Speech Recognition
General Description
This component provides automatic speech recognition (ASR) capabilities using OpenAI's Whisper model and the Silero VAD. It processes audio streams received through ZMQ, detects voice activity using a Voice Activity Detection (VAD) system, and transcribes spoken content to text. The system includes a FastAPI server for controlling recording and retrieving transcription results. It supports different Whisper model sizes (base.en is recommended for optimal performance/accuracy balance), and includes features for voice activity detection with configurable parameters for adapting to different acoustic environments. The component is designed to work in real-time on embedded platforms like Raspberry Pi 5.
| Resource | Link |
|---|---|
| Source code | https://gitc.piap.lukasiewicz.gov.pl/ai-prism/wp4/ai-based-perception-modules/speech-recognition |
| Demo Video |
Contact
The following table includes contact information of the main developers in charge of the component:
| Name | Organisation | |
|---|---|---|
| Dorin Clisu | dorin.clisu@nttdata.com |
License
Proprietary.
Technical Foundations
Integrated and Open Source Components
Overview
The Speech Recognition module integrates several open-source components to provide its functionality, including AnyIO for asynchronous IO operations, FastAPI for the REST interface, faster-whisper for speech recognition, SSE-Starlette for server-sent events, and Uvicorn as an ASGI server. These components work together to create a robust speech recognition system capable of handling real-time audio streams, detecting voice activity, and providing transcription results through a web API.
Pre-existing Components
FastAPI
Source
FastAPI is an open-source web framework for building APIs with Python. https://fastapi.tiangolo.com/
Description
FastAPI is a modern, high-performance web framework for building APIs with Python 3.7+ based on standard Python type hints.
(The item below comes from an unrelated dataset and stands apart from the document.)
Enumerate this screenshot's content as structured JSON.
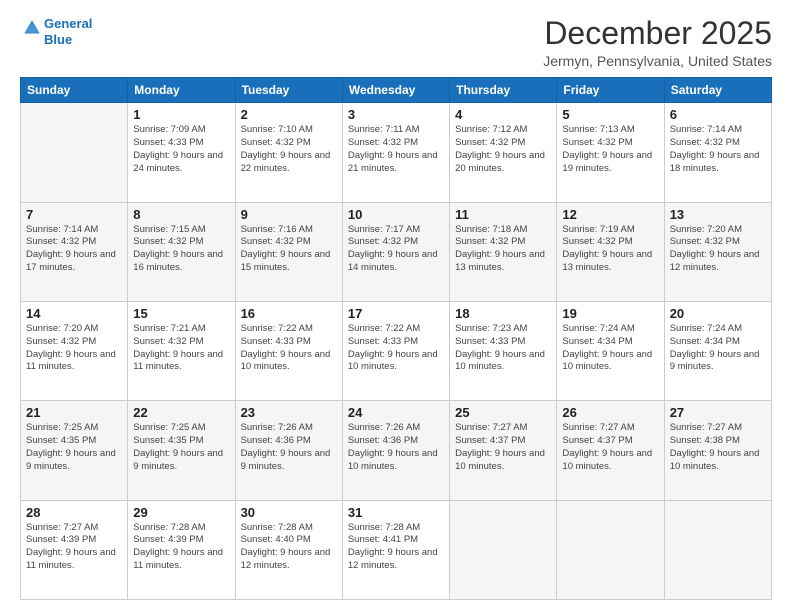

It provides automatic API documentation and validation based on OpenAPI standards.
Modifications
None.
Purpose in AI-PRISM
FastAPI provides the HTTP interface for controlling the speech recognition system, allowing clients to start recordings, receive voice activity status updates, and get transcription results.
License
FastAPI is licensed under the MIT License. https://github.com/tiangolo/fastapi/blob/master/LICENSE
Faster-Whisper
Source
Faster Whisper is an open-source speech recognition library. https://github.com/guillaumekln/faster-whisper
Description
Faster Whisper is a reimplementation of OpenAI's Whisper model using CTranslate2, which provides faster inference performance compared to the original implementation.
Modifications
None.
Purpose in AI-PRISM
Faster Whisper provides the core speech recognition functionality, converting audio signals to text transcripts.
License
Faster Whisper is licensed under the MIT License. https://github.com/guillaumekln/faster-whisper/blob/master/LICENSE
AnyIO
Source
AnyIO is an open-source asynchronous I/O library. https://github.com/agronholm/anyio
Description
AnyIO is a high-level asynchronous concurrency library that works on top of either asyncio or trio, providing a consistent API regardless of the backend.
Modifications
None.
Purpose in AI-PRISM
AnyIO provides the asynchronous capabilities needed for handling concurrent operations like receiving audio streams while processing existing data.
License
AnyIO is licensed under the MIT License. https://github.com/agronholm/anyio/blob/master/LICENSE
SSE-Starlette
Source
SSE-Starlette is an open-source library for Server-Sent Events. https://github.com/sysid/sse-starlette
Description
SSE-Starlette provides Server-Sent Events (SSE) support for Starlette and FastAPI applications, enabling real-time event streaming from server to client.
Modifications
None.
Purpose in AI-PRISM
SSE-Starlette is used to stream real-time VAD status updates to clients, allowing them to monitor voice activity detection in real-time.
License
SSE-Starlette is licensed under the MIT License. https://github.com/sysid/sse-starlette/blob/master/LICENSE
Uvicorn
Source
Uvicorn is an open-source ASGI server. https://www.uvicorn.org/
Description
Uvicorn is a lightning-fast ASGI server implementation, using uvloop and httptools for optimal performance.
Modifications
None.
Purpose in AI-PRISM
Uvicorn serves as the ASGI server that hosts the FastAPI application, handling HTTP requests and responses efficiently.
License
Uvicorn is licensed under the BSD License. https://github.com/encode/uvicorn/blob/master/LICENSE.md
How to install
Every AI-PRISM component is installed using the Cluster management service. During the installation process, the user needs to configure a set of high-level parameters.
How to use
The Speech Recognition component can be used by connecting to its API endpoints. Access the API documentation at http://localhost/docs in the browser.
The main endpoints include:
- /start-vad - Start voice activity detection and wait for a complete utterance.
- /status-vad - Stream real-time VAD status updates.